Can you elaborate on what you mean it 'skips'? As in you get completions on files which are included in .gitignore? The intellij and neovim plugins are not responsible for deciding what is or isn't sent to the server, this is determined by the binary sm-agent which makes that determination based on the file path and any .gitignore it finds. Until somewhat recently all of these plugins used the same binary so the behavior shouldn't have been different

dzirtusss commented 9 hours ago

There is a way to guarantee that binary does use only permitted files on MacOS via sandboxing. This is a native OS feature, thus highly secure and only couple text files needed.

How to do:

  1. create a wrapper for the agent somewhere, e.g.:

    #!/bin/sh
    sandbox-exec -f /.../supermaven.sb /.../.supermaven/binary/v15/macosx-aarch64/sm-agent "$@"
  2. create a policy

    
    (version 1)
    (allow default)

(deny file-read) (allow file-read (literal "/")) (allow file-read (subpath "/System/Volumes/Preboot/Cryptexes/OS")) (allow file-read (subpath "/dev")) (allow file-read (subpath "/Library/Preferences")) (allow file-read (subpath "/usr/share/icu")) (allow file-read (subpath "/private/var/db/timezone")) (allow file-read (subpath "/var"))

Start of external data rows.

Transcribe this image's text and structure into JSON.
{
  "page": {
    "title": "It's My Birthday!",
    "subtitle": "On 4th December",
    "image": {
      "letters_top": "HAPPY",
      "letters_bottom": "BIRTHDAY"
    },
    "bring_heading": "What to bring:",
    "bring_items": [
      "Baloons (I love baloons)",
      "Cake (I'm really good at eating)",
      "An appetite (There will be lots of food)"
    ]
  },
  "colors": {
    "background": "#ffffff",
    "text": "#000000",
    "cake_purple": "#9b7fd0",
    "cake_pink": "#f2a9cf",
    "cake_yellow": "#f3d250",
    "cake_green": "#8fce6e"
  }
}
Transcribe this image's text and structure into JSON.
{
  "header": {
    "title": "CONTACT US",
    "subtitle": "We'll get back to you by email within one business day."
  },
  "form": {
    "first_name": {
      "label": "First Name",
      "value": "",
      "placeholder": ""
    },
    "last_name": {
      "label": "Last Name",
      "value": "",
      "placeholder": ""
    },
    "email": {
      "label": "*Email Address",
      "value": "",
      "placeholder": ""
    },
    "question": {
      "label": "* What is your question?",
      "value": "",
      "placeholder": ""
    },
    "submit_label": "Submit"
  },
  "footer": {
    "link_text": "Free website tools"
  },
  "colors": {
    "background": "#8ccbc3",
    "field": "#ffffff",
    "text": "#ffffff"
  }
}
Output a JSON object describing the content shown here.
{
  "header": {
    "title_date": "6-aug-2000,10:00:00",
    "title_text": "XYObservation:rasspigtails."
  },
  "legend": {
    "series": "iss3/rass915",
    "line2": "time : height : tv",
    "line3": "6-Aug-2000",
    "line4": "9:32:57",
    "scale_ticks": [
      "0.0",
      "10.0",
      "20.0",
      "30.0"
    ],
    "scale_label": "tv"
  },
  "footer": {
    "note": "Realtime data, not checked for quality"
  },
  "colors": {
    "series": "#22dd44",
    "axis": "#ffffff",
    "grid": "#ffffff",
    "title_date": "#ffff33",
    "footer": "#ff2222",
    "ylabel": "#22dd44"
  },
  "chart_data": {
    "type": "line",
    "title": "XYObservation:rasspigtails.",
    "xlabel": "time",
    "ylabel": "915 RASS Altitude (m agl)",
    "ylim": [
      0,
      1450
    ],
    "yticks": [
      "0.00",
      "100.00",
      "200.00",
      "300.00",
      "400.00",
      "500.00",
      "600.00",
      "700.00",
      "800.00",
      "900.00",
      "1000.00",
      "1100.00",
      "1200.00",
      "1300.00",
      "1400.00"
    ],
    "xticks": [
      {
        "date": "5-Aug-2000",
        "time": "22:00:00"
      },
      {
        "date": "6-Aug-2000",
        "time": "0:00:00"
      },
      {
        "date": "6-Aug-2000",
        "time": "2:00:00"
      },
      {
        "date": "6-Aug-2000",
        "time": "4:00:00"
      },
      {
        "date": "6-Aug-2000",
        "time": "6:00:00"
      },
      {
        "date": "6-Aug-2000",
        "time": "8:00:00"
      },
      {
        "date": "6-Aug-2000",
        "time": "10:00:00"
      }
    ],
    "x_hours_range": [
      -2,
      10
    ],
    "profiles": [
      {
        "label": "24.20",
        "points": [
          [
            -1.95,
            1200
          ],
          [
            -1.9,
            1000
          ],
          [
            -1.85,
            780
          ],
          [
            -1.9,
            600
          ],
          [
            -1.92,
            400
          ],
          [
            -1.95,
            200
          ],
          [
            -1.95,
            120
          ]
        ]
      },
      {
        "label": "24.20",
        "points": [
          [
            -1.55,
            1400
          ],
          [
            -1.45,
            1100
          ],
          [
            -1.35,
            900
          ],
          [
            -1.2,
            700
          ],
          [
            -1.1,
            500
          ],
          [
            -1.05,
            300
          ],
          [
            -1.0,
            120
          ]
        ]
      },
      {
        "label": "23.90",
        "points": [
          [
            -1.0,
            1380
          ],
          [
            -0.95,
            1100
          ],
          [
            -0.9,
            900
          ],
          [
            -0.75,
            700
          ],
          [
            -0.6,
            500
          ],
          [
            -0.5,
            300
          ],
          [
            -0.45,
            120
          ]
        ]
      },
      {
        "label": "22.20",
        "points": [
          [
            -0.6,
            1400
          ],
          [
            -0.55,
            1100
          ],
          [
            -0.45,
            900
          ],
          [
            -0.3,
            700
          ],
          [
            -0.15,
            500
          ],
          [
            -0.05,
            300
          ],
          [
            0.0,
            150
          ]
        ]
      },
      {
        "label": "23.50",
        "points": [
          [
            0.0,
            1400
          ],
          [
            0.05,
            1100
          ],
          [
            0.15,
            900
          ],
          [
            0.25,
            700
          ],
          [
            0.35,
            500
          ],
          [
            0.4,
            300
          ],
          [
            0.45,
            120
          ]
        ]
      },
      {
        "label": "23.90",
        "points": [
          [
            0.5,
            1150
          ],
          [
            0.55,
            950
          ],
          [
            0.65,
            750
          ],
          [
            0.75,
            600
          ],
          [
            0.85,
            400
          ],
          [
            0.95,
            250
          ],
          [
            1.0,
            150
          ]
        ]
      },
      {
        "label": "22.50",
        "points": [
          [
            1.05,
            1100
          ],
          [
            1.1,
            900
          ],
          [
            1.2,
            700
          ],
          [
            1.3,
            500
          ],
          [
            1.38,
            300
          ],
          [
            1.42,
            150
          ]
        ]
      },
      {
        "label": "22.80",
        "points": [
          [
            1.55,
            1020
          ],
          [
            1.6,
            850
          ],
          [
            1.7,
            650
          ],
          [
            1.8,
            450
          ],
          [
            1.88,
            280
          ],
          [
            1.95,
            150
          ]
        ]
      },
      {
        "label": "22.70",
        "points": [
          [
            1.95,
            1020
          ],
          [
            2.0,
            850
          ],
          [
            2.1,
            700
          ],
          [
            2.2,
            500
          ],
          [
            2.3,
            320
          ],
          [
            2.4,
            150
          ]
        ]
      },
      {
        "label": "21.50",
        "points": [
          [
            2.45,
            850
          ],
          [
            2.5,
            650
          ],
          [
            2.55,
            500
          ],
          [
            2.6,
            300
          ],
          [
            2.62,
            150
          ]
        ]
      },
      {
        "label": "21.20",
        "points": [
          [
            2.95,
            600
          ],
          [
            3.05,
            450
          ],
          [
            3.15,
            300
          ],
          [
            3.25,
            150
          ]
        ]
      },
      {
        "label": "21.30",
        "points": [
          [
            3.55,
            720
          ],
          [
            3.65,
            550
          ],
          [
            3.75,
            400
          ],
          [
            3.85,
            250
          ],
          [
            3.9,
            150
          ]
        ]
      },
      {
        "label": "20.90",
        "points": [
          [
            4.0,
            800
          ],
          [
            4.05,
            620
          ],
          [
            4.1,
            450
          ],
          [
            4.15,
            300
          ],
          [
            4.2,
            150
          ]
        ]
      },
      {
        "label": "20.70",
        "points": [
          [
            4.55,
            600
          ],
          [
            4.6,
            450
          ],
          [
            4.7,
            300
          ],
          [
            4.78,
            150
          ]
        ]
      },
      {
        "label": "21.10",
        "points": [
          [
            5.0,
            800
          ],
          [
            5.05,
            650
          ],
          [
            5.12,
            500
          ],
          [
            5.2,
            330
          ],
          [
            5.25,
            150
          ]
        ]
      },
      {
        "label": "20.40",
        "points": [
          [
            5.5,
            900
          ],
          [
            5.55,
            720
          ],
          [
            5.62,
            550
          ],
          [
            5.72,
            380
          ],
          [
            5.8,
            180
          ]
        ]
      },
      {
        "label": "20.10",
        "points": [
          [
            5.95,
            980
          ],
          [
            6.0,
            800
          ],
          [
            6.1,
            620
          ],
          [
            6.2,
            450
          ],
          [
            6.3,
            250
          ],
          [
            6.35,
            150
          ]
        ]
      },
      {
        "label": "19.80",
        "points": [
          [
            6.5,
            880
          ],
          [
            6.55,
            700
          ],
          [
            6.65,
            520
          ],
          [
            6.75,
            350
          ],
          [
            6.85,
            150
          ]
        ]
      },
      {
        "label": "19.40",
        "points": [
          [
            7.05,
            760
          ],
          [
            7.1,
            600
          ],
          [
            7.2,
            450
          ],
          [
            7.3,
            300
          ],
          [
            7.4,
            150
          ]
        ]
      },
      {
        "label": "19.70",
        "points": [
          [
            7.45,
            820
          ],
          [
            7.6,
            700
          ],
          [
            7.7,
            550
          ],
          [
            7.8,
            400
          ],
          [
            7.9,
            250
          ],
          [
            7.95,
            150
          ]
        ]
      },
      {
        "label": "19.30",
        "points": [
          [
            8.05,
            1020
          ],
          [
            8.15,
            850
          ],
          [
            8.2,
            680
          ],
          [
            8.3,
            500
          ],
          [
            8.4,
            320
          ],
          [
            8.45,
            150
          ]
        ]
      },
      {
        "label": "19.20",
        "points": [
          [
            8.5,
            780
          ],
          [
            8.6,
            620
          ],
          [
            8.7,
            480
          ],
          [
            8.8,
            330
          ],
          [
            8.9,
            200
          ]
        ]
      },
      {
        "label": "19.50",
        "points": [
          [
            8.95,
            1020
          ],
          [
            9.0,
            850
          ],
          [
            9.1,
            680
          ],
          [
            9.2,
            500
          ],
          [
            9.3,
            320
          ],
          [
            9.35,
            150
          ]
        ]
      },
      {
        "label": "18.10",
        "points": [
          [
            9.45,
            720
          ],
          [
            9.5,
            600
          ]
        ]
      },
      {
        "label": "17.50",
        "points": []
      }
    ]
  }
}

(allow file-read* (subpath "/Users/sergey/.supermaven"))

(allow file-read-metadata (subpath "/Users/sergey/projects"))

(allow file-read (regex #"/.git/")) (allow file-read (regex #"/.gitignore$")) (allow file-read* (regex #"/.supermavenignore$"))

(allow file-read (regex #".rb")) (allow file-read (regex #".lua"))



Here first pack is needed to start binary correctly (including all shared system libs), then read its own folder, then read ignores and restrict to ruby/lua.

3. Fork plugin and replace binary to a wrapper (or if you don't wanna fork, use other ways e.g. links)

---

This ^^^ is a fully working template, which I wanted to improve, but don't have time atm. Thus decided to post it AS IS that somebody may have pick it up. When/if I will have more time to work on this, will post updated version.

Beauty of this way, is that compliance is guaranteed by OS sandboxing (at least for binary), plugin is another story it may send whatever directly.

Definitely system libs restrictions should be fine-tuned more, but overall I don't care that much about that part, as this is "normal binary way" something, doesn't relate much to personal sensitive info.